Je n’ai compris qu’après le clin d’oeil à la vieille loi du marché (comme disait Claude Roy « La marche du marchand vers le marché, c’est un mouvement millénaire, mais aujourd’hui en voie de disparition »), devenu entre temps la sacro-sainte Loi du Marché de tous les Assis.
C’est un bon titre, comme savait en jouer Daney (Le salaire du zappeur (1988), Devant la recrudescence des vols de sacs à main... (1991), etc).
Avant de saisir l’allusion, je me souvenais de Daney expliquant - à propos de Stalker (Tarkovski) - que « to stalk » en anglais, c’est « chasser à l’approche », une façon de s’approcher en marchant, une démarche, presque une danse en terrain vague ou miné.

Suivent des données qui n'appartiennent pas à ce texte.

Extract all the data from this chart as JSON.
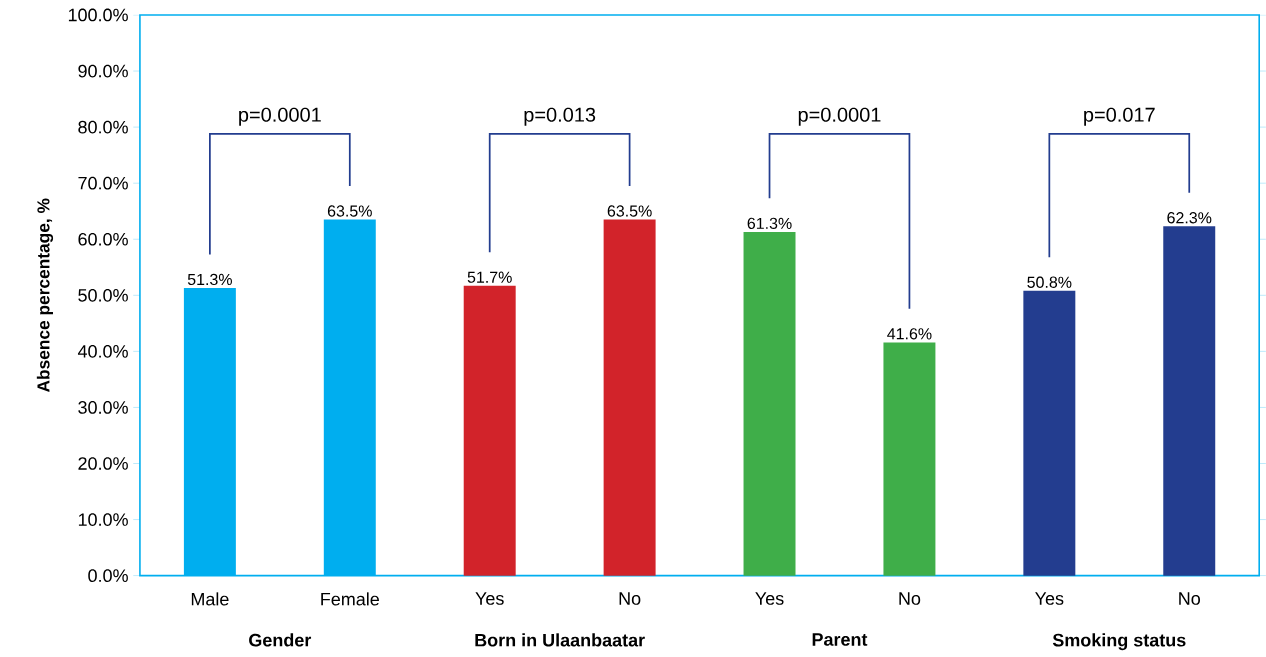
{
  "chart_data": {
    "type": "bar",
    "ylabel": "Absence percentage, %",
    "categories": [
      "Male",
      "Female",
      "Yes",
      "No",
      "Yes",
      "No",
      "Yes",
      "No"
    ],
    "values": [
      51.3,
      63.5,
      51.7,
      63.5,
      61.3,
      41.6,
      50.8,
      62.3
    ],
    "value_labels": [
      "51.3%",
      "63.5%",
      "51.7%",
      "63.5%",
      "61.3%",
      "41.6%",
      "50.8%",
      "62.3%"
    ],
    "colors": [
      "#00aeef",
      "#00aeef",
      "#d2232a",
      "#d2232a",
      "#3fae49",
      "#3fae49",
      "#233d8f",
      "#233d8f"
    ],
    "ylim": [
      0,
      100
    ],
    "yticks": [
      {
        "value": 0,
        "label": "0.0%"
      },
      {
        "value": 10,
        "label": "10.0%"
      },
      {
        "value": 20,
        "label": "20.0%"
      },
      {
        "value": 30,
        "label": "30.0%"
      },
      {
        "value": 40,
        "label": "40.0%"
      },
      {
        "value": 50,
        "label": "50.0%"
      },
      {
        "value": 60,
        "label": "60.0%"
      },
      {
        "value": 70,
        "label": "70.0%"
      },
      {
        "value": 80,
        "label": "80.0%"
      },
      {
        "value": 90,
        "label": "90.0%"
      },
      {
        "value": 100,
        "label": "100.0%"
      }
    ],
    "annotations": [
      "p=0.0001",
      "p=0.013",
      "p=0.0001",
      "p=0.017",
      "Gender",
      "Born in Ulaanbaatar",
      "Parent",
      "Smoking status"
    ],
    "grid": false
  }
}
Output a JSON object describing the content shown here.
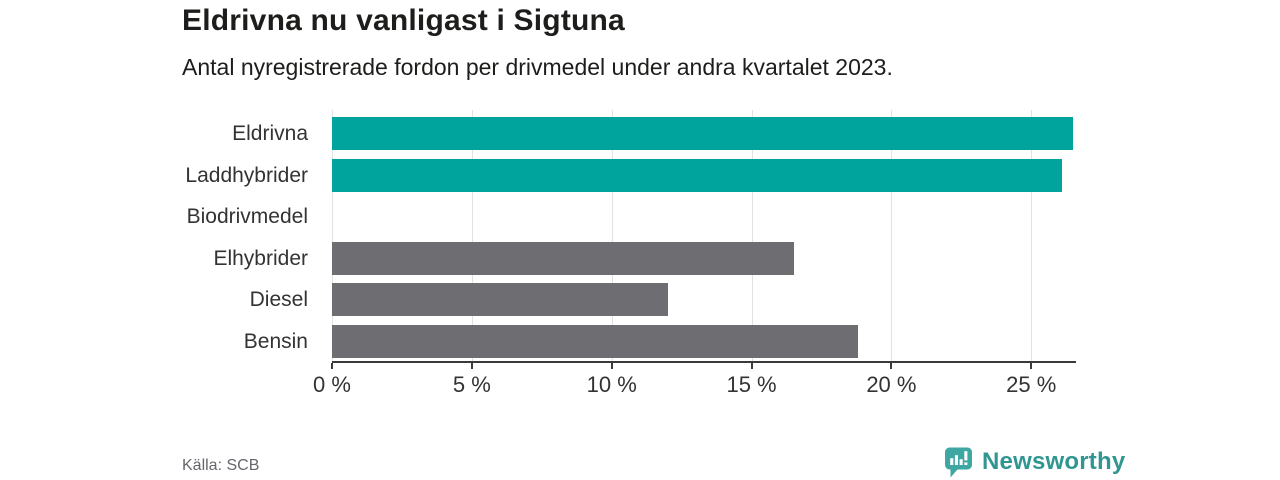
{
  "header": {
    "title": "Eldrivna nu vanligast i Sigtuna",
    "subtitle": "Antal nyregistrerade fordon per drivmedel under andra kvartalet 2023."
  },
  "footer": {
    "source": "Källa: SCB",
    "brand": "Newsworthy"
  },
  "colors": {
    "teal_bar": "#00a49c",
    "gray_bar": "#6d6d72",
    "gridline": "#e2e2e2",
    "axis": "#3a3a3a",
    "text_dark": "#1d1d1b",
    "text_label": "#333333",
    "source_text": "#65656d",
    "logo_teal": "#3fa7a2",
    "wordmark_teal": "#2f9692"
  },
  "chart_data": {
    "type": "bar",
    "orientation": "horizontal",
    "title": "Eldrivna nu vanligast i Sigtuna",
    "subtitle": "Antal nyregistrerade fordon per drivmedel under andra kvartalet 2023.",
    "categories": [
      "Eldrivna",
      "Laddhybrider",
      "Biodrivmedel",
      "Elhybrider",
      "Diesel",
      "Bensin"
    ],
    "values": [
      26.5,
      26.1,
      0,
      16.5,
      12,
      18.8
    ],
    "unit": "%",
    "bar_colors": [
      "#00a49c",
      "#00a49c",
      "#6d6d72",
      "#6d6d72",
      "#6d6d72",
      "#6d6d72"
    ],
    "xlabel": "",
    "ylabel": "",
    "xlim": [
      0,
      26.6
    ],
    "x_ticks": [
      0,
      5,
      10,
      15,
      20,
      25
    ],
    "x_tick_labels": [
      "0 %",
      "5 %",
      "10 %",
      "15 %",
      "20 %",
      "25 %"
    ],
    "grid": "vertical",
    "legend": "none",
    "source": "Källa: SCB"
  }
}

Et alors ce coup d’oeil de ciné-fils : « On a vu, au cinéma, des déambulations urbaines, des cow-boys qui avancent coquettement à petits pas pour se tirer dessus, des piétinements de foules, des couples qui dansent : on n’a jamais vu le stalk. Le film de Tarkovski est avant tout un documentaire sur une certaine façon de marcher qui n’est peut-être pas la meilleure (surtout en URSS) mais qui est tout ce qui reste quand tous les points de repère ont disparu et que plus rien n’est sûr. » (C’était en novembre 1981.)